- Commit campus voter fraud. Register non-resident college students who are attending school in Ohio.
This is an excellent group project, especially for community organizers. Though the Ohio Revised Code defines “residence” for voting purposes as the place of permanent, fixed habitation which would exclude a temporary college residence, no one is going to check and SOS Husted will likely not issue a directive advising boards of election not to accept registrations from such students.
Here is an Ohio college student from Texas in 2008 explaining why registering and voting in the swing state of Ohio gave her vote more “weight” than it would have had in her home state of Texas (see 3:49-4:08):
College students who have the misfortune of being legal residents of very liberal or very conservative states that won’t matter much in November are, sadly, disenfranchised. We should make every effort to help them by organizing voter registration drives for these kids who have every intention of returning to their home states during the summer and after graduation. Though technically illegal, registering them to vote in Ohio would help their votes to “count more.” Since young voters tend to be unreliable on Election Day, it might be worth taking the extra step of requesting absentee ballots for them, so they don’t have to crawl out of their dorm rooms on a frigid November day in Ohio.
- Overwhelm boards of election with provisional ballots by voting in the wrong precinct.

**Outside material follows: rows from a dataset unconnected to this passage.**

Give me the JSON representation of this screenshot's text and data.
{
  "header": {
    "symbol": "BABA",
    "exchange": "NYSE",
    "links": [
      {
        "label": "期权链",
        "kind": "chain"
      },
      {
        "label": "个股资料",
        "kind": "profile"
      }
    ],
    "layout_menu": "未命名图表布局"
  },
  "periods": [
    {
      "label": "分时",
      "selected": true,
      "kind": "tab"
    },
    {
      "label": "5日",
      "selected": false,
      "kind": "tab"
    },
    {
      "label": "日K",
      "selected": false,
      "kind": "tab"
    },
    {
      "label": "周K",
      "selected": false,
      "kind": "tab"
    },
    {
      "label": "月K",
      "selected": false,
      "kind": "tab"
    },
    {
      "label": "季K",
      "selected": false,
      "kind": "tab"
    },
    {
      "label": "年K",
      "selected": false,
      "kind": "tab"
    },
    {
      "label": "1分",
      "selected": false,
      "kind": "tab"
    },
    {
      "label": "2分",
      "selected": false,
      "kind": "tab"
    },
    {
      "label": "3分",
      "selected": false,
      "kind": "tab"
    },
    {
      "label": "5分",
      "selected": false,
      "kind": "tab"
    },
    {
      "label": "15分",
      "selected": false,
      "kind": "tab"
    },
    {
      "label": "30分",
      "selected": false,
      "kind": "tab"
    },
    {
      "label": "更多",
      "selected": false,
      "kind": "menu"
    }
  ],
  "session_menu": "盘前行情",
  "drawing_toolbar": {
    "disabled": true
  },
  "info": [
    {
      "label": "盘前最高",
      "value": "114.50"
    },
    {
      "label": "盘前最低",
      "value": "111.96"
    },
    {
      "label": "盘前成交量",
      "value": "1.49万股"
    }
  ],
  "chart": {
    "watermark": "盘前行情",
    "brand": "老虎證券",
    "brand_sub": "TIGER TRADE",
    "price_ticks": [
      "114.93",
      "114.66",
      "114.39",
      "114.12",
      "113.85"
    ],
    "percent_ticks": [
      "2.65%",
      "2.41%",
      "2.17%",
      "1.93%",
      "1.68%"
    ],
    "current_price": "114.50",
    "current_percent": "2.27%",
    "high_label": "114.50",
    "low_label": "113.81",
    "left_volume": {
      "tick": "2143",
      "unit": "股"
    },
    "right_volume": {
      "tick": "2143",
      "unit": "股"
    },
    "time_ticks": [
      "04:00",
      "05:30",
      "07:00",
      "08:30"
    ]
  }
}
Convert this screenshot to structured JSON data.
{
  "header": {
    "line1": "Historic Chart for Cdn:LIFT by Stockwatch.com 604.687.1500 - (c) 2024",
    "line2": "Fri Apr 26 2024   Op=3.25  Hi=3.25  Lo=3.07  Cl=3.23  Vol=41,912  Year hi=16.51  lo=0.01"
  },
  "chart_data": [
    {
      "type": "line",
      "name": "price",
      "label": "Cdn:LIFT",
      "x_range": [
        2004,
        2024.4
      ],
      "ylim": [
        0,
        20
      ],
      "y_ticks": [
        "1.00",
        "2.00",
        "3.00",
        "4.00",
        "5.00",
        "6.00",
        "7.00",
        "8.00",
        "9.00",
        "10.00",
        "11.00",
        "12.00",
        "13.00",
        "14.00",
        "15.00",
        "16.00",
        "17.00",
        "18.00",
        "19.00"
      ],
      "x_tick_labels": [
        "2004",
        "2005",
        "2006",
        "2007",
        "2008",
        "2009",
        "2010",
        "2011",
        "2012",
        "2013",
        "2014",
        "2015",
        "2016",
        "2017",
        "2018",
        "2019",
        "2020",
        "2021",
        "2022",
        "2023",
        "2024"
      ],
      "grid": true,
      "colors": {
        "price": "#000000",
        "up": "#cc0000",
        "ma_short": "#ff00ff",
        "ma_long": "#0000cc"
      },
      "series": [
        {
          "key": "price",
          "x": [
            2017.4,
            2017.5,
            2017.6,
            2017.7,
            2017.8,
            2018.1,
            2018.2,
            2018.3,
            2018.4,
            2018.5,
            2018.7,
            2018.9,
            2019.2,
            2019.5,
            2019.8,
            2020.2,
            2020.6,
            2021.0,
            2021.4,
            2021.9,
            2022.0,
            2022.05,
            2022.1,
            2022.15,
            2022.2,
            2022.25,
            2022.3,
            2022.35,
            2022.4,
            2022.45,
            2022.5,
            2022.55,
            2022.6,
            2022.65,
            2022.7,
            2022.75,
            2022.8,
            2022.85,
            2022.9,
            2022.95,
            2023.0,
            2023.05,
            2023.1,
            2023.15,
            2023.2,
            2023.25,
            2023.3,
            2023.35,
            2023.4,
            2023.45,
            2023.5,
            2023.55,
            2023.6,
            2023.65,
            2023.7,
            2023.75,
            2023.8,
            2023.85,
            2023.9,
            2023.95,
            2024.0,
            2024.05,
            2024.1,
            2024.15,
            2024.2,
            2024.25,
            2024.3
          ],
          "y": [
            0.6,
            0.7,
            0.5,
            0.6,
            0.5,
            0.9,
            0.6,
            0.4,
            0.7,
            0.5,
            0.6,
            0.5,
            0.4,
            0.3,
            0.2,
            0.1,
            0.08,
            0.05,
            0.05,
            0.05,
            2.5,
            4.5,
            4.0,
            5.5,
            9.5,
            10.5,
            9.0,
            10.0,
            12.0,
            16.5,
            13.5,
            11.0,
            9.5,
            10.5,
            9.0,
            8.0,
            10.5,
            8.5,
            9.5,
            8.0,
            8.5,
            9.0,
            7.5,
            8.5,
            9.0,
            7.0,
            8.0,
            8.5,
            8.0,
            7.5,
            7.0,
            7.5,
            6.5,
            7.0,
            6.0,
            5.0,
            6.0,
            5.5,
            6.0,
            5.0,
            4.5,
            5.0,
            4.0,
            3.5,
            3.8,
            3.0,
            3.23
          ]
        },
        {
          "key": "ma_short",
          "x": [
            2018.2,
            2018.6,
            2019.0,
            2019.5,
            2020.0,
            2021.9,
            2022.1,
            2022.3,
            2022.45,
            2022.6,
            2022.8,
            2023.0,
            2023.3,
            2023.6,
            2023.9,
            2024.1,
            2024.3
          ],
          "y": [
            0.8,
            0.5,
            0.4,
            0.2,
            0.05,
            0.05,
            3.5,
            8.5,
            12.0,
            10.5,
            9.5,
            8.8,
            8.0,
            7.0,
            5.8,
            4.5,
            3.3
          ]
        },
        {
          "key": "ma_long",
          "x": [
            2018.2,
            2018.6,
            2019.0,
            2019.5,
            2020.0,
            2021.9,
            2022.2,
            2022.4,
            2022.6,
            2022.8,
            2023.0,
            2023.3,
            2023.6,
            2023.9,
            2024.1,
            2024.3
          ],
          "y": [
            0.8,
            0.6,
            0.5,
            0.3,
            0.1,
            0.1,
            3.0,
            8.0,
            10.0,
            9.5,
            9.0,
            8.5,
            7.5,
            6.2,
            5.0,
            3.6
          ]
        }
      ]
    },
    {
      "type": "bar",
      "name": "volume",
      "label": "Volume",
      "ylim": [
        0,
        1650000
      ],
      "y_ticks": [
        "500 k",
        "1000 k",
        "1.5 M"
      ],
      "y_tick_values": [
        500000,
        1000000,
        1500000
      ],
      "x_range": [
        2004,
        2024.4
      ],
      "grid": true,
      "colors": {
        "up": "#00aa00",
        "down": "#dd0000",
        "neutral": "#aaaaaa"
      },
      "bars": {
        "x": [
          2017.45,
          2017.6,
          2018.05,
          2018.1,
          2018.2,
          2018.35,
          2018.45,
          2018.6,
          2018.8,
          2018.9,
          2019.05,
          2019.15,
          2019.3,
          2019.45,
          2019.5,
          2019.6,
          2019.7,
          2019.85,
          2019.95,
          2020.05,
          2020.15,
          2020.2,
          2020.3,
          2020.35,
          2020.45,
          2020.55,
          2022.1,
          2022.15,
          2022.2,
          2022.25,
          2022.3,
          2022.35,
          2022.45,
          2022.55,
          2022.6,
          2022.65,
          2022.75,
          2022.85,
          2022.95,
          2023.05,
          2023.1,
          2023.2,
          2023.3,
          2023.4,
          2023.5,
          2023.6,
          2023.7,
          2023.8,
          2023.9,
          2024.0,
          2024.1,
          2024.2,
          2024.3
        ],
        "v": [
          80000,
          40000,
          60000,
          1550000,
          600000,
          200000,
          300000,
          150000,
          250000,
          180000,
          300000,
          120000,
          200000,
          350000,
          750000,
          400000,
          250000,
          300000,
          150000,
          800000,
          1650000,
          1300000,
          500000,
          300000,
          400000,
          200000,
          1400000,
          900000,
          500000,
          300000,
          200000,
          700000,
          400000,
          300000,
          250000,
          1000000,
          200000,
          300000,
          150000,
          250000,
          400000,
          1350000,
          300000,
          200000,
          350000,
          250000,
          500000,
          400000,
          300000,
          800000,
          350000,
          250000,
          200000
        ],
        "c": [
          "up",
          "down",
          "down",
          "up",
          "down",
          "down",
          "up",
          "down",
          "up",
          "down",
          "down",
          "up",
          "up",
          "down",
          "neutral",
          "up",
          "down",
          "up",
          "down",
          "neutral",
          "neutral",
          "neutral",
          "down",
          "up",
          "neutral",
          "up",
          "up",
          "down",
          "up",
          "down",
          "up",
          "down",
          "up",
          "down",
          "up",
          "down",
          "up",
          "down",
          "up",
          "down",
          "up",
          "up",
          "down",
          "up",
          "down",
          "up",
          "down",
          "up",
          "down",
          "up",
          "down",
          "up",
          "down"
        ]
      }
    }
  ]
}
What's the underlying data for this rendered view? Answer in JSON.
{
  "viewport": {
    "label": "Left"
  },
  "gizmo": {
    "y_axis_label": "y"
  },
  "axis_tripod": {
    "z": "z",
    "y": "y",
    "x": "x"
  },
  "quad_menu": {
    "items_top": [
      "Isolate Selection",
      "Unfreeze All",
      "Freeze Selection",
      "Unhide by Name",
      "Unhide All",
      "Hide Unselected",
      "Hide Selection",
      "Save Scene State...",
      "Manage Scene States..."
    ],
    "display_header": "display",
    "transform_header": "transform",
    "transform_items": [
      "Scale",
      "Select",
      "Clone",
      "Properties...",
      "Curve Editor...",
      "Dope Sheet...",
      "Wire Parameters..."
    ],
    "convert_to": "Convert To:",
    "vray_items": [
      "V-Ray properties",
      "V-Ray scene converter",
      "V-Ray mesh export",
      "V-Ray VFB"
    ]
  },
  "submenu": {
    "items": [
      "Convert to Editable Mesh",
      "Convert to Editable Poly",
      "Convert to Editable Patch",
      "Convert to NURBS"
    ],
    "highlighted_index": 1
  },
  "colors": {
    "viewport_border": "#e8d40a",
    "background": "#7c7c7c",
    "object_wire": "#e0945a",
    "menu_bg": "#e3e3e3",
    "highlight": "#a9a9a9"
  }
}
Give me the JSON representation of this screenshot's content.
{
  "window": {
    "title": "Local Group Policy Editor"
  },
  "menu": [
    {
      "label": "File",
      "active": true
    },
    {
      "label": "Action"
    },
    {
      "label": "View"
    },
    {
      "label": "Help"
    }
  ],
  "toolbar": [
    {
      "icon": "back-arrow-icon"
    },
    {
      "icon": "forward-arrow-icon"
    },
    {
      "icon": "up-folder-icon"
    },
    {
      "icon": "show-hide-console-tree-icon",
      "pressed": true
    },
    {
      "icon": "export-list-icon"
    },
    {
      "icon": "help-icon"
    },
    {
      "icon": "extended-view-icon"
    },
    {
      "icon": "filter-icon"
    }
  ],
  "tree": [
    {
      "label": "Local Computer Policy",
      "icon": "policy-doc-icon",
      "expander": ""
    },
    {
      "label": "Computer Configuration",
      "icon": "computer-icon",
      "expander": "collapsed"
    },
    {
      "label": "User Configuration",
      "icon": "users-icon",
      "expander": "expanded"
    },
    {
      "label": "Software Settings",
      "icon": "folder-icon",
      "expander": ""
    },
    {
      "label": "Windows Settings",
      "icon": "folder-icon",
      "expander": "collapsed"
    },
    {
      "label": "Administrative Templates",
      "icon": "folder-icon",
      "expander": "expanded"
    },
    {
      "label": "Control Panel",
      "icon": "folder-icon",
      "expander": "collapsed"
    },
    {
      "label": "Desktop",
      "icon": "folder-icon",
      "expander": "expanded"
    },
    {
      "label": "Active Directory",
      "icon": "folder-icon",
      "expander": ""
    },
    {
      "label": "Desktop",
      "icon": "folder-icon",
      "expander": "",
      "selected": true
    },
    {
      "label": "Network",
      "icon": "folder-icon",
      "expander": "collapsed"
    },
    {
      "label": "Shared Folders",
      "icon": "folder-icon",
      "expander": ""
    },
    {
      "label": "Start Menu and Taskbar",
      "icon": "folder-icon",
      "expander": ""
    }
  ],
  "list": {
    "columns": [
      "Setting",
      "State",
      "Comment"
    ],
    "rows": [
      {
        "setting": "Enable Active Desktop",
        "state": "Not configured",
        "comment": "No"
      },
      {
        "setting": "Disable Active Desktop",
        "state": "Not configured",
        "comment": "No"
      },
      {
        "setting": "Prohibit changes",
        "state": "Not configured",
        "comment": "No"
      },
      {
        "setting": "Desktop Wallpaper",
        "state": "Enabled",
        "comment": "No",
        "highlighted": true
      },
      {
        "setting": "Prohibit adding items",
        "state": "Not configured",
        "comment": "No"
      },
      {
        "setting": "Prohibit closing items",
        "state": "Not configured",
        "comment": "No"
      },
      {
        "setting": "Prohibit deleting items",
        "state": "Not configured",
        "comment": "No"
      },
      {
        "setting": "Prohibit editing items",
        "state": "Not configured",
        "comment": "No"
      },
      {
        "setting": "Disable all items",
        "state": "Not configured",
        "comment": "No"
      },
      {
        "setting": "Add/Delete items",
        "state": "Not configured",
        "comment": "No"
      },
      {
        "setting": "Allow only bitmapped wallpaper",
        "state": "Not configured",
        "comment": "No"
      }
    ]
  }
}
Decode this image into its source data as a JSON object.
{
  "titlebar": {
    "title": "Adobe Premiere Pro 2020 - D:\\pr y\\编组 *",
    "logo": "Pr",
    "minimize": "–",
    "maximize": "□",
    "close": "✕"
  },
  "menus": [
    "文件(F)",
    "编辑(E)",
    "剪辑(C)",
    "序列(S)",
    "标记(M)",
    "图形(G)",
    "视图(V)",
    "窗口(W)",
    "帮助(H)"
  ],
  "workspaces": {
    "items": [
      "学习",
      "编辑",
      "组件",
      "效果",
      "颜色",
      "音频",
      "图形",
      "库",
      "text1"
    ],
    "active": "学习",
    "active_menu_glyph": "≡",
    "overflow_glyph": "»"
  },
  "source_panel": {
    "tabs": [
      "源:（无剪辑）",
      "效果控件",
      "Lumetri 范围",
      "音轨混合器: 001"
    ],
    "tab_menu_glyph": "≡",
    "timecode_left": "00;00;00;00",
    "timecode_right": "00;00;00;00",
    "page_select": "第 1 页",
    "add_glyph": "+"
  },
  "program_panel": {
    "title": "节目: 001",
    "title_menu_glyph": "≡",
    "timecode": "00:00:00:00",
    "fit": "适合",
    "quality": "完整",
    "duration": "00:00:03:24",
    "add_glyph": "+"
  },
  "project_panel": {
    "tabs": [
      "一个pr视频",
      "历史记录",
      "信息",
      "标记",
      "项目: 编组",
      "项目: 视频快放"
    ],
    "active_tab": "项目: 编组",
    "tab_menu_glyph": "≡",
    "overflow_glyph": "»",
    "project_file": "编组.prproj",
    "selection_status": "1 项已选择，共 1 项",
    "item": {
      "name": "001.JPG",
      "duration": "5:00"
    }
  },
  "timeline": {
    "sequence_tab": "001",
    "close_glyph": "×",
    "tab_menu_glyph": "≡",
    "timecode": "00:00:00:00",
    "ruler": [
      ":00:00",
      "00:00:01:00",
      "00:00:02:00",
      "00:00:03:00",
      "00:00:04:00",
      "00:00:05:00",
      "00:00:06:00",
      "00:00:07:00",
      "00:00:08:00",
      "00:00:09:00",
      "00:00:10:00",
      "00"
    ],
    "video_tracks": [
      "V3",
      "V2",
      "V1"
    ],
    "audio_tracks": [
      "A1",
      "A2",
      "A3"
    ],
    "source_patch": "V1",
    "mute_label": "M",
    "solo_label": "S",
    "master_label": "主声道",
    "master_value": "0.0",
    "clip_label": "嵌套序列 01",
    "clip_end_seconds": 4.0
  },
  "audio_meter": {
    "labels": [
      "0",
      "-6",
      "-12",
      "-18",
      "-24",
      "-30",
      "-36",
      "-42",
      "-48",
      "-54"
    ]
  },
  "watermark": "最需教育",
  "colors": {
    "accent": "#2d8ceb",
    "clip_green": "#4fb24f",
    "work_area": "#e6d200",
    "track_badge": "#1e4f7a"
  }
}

Last month, a U.S. District Court ruled in favor of the S.E.I.U., saying that, contrary to Ohio law, provisional ballots cast in the wrong precinct in Ohio must be counted, unless the board of elections can “verify” that poll workers directed the voter to the correct precinct and the voter refused to go. Either way, if you (or your group) can flood the precincts with voters who don’t belong there, poll workers will be forced to offer you provisional ballots. Provisional ballots must be hand-processed and checked against the voter registration list at the county board of elections. Imagine the mayhem that will ensue on election night when boards, in addition to their regular duties, are flooded with thousands of unexpected provisional ballots. The risk that some of these fraudulent “overvotes” or votes in the wrong location will slip through the system will be multiplied if we can flood the system with provisional ballots. [Note: Attorney General Mike DeWine filed a motion to intervene in the case recently since SOS Husted declined to appeal, so this recommendation is subject to change.]